There isn’t really a good life-affirming story about Plan Check. It didn’t really change my perspective on food in any capacity. It’s just really, really good. They serve a weird pastrami poutine featuring gravy and cheese on top of thick, chewy fries that is just rich and delicious. And, really, the burgers at Plan Check are some of the best I’ve ever tasted. Something about the crunch-covered bun, the mini-skillet they’re served in to contain the juices, and the fresh (and unusual) toppings like pig candy and ketchup leather. It’s just really innovative and, most importantly, effective. The fresh-cooked cruller donuts covered in cinnamon sugar and served in cream and fresh fruit are pretty killer as well.

Sprinkles Cupcakes

IMG_20130913_180159_034-1

Sprinkles Cupcakes. SCREAMfmLondon

I hear gourmet cupcakes are a thing of the past. Talk turns to donuts as the next big dessert trend. I blame all those weirdos who pay $50 for boring cronuts (a donut-croissant hybrid). But nothing will ever replace cupcakes in my heart. I will love cupcakes forever, and Sprinkles Cupcakes have done right by me this year. This ritzy cupcakery is located in Beverly Hills and has become famous as the home of the 24-hour cupcake ATM. I enjoy making a game of the cupcake schedule, trying to coordinate a trip on days they’ll be serving up the best treats. The pumpkin cupcake is particularly great (but only seasonal!). The moist cake is more muffin-like than super sweet, and the cream cheese frosting is a perfect complement. My passion for fancy cupcakes will never die.

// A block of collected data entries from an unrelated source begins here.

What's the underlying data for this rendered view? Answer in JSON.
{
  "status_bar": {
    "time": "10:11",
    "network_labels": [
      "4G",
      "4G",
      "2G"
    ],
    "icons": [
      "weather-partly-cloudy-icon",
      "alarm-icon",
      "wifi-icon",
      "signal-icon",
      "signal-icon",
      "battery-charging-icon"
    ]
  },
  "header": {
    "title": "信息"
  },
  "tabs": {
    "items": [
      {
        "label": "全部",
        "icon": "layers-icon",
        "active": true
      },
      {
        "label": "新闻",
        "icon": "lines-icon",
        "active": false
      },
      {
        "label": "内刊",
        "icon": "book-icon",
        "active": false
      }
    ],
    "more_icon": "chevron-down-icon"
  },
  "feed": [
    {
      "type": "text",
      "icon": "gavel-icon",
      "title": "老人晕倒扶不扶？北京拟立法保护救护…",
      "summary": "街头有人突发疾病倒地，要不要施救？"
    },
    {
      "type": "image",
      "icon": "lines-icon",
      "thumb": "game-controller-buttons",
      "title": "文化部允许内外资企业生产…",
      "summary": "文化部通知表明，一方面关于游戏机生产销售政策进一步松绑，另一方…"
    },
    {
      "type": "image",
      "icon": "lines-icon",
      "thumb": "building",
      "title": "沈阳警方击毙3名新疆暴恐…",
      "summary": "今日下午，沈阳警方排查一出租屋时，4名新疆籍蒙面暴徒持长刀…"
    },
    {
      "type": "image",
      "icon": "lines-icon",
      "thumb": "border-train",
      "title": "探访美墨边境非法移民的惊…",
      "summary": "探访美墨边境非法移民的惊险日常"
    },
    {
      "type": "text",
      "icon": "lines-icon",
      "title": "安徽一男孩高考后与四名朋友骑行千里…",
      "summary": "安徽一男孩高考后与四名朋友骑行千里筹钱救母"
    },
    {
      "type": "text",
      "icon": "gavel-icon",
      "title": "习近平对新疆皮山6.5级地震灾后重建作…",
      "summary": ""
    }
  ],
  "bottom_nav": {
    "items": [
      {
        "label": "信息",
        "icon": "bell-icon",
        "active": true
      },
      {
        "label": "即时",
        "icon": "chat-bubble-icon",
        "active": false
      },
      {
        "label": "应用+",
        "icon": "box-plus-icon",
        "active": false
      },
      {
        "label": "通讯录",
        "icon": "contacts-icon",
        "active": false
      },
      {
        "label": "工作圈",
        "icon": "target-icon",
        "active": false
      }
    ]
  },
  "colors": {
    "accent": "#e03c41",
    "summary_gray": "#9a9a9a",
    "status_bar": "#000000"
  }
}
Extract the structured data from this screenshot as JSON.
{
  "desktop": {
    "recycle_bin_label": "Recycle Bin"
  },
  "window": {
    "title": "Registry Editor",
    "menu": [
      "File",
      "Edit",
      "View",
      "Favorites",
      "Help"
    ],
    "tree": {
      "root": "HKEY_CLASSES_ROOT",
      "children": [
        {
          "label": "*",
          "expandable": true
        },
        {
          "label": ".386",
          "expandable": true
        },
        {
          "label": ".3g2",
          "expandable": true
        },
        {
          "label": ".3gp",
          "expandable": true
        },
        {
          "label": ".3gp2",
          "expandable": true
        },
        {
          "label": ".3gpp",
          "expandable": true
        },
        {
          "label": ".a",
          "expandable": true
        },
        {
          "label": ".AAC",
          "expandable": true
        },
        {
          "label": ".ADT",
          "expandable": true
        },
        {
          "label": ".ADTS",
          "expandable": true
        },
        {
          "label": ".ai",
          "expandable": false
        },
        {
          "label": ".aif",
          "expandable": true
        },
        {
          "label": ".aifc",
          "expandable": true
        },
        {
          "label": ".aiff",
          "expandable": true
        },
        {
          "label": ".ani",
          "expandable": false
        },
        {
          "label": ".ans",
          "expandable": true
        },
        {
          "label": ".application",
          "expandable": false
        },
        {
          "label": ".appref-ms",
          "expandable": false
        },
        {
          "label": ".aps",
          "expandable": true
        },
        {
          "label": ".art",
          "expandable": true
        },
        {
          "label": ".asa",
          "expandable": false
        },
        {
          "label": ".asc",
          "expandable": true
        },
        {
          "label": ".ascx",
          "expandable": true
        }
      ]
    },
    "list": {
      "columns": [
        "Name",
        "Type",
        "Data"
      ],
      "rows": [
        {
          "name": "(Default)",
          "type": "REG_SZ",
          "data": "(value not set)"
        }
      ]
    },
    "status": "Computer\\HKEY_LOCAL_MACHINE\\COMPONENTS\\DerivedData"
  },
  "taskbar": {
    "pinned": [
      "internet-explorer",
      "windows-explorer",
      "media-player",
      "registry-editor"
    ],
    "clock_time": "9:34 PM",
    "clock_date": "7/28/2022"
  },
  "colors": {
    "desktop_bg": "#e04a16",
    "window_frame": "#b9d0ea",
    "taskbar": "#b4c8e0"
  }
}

Has my palate matured with age? Did I just destroy all of my tastebuds with too many microwave dinners? Do they just not ship any good tomatoes to Reno? I don’t know what makes the difference, really. Probably a combination of the above-mentioned factors.

What’s on the agenda for 2014? So glad you asked, because I’ve got it all planned out:

– More vegetables you hated as a kid that turned out to be delicious later in life. Brussels sprouts! Asparagus! Avocado!

– More brunch. Day-drinking and dessert-disguised-as-breakfast in the early morning hours!

– More burgers. Literally every gourmet burger in the world! I’m coming for you!

– A wider variety of cultural cuisines. Korean barbeque! Thai noodles! Fancy ramen! Japanese food trucks! Spices!

– More fruit. Smoothies! Juice cleanses!

Wow, I’m excited. Basically, I have 235 places bookmarked on Yelp, and I’m not allowed to die until I’ve tried them all. Away we go.